Similarly, libertarians, classical liberals, and conservatives often criticize the lack of a limiting principle in progressivism. Klein’s arguments throughout Smithian Morals convey this belief as well, at least when it comes to the expansion of government. Yet Klein’s endorsement of the liberalization of social affairs, which he mentions in Chapter 10 in his succinct summary of classical liberalism, raises the same question: Is there a limiting principle to constantly liberalizing existing social relations? Is it simply the Harm Principle? The liberty maxim? Are there any net drawbacks to a never-ending process of liberalization? Even more: While the aim of achieving more and more liberty may flow as a logical consequence from Smith’s rebuke of the mercantile system in the Wealth of Nations, does this goal truly catch the essence of Smith’s moral philosophy in the Theory of Moral Sentiments?

In addition, Klein writes that a presumption of liberty is worth naturalizing because it “serves the good of humankind.” He also contends that commutative justice, defined as not taking other people’s stuff, is a “natural convention” that has a generalized form but is one that accommodates a variety of concrete applications.  

But what if Smithian notions of liberty and morality, as Klein interprets them, are not universally cherished around the world? What if some communities retain an understanding of commutative justice that is different from not taking other people’s stuff? Should natural liberty still be naturalized in these communities, if in a steady and incremental manner?

Finally, given the title of Klein’s book, which ethical theory then is Smith’s defense of liberty ultimately rooted in? Deontology? Utilitarianism? Virtue ethics? This question admittedly is difficult to answer given the medley of ways in which Smith’s thought can be credibly interpreted. To take but one example, Smith in the Wealth of Nations both affirms the sacredness of natural liberty, suggesting an intrinsic deontological quality to liberty itself, and traces a tight connection between free markets and public opulence, emitting the utilitarian inclinations in his thought.

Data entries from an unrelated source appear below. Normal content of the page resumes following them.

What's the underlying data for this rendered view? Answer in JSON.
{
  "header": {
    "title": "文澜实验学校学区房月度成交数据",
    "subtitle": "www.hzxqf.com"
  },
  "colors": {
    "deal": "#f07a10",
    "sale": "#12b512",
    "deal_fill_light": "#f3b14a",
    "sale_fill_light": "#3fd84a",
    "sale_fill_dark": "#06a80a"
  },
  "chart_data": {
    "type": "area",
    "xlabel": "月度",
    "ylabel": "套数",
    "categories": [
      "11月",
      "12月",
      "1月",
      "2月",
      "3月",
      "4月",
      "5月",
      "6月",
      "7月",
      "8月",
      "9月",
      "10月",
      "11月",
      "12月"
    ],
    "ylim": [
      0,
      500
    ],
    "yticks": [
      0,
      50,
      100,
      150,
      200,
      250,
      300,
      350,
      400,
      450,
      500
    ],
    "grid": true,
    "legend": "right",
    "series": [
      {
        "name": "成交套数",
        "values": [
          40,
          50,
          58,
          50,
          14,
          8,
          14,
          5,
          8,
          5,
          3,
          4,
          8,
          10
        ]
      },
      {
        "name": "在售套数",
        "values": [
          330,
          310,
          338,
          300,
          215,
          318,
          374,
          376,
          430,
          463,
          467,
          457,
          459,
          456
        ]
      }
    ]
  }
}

In the end, maybe the strongest argument in favor of Smithian morals—even more so than sympathy, benevolence, and other motifs of Smith’s ethical theory Klein astutely describes in this volume—can be distilled by a telling vignette about his life: Smith’s friends long suspected that the man whose Invisible Hand concept would later be crudely caricatured as a license for greed donated substantial portions of his private wealth to charities, enough so that they were surprised to learn that Smith possessed only a modest amount of property upon his death in 1790. Perhaps the full extension of the spine of Smithian classical liberalism would reveal both the binding maxim of not messing with other people’s stuff, as well as the binding maxim of messing with one’s own stuff to give to those in need.


Gregory M. Collins is a lecturer in the Program on Ethics, Politics, and Economics and the Department in Political Science at Yale University. He is the author of Commerce and Manners in Edmund Burke’s Political Economy (Cambridge: Cambridge University Press, 2020), and has published articles on Adam Smith’s views on the British East India Company and on the Navigation Acts.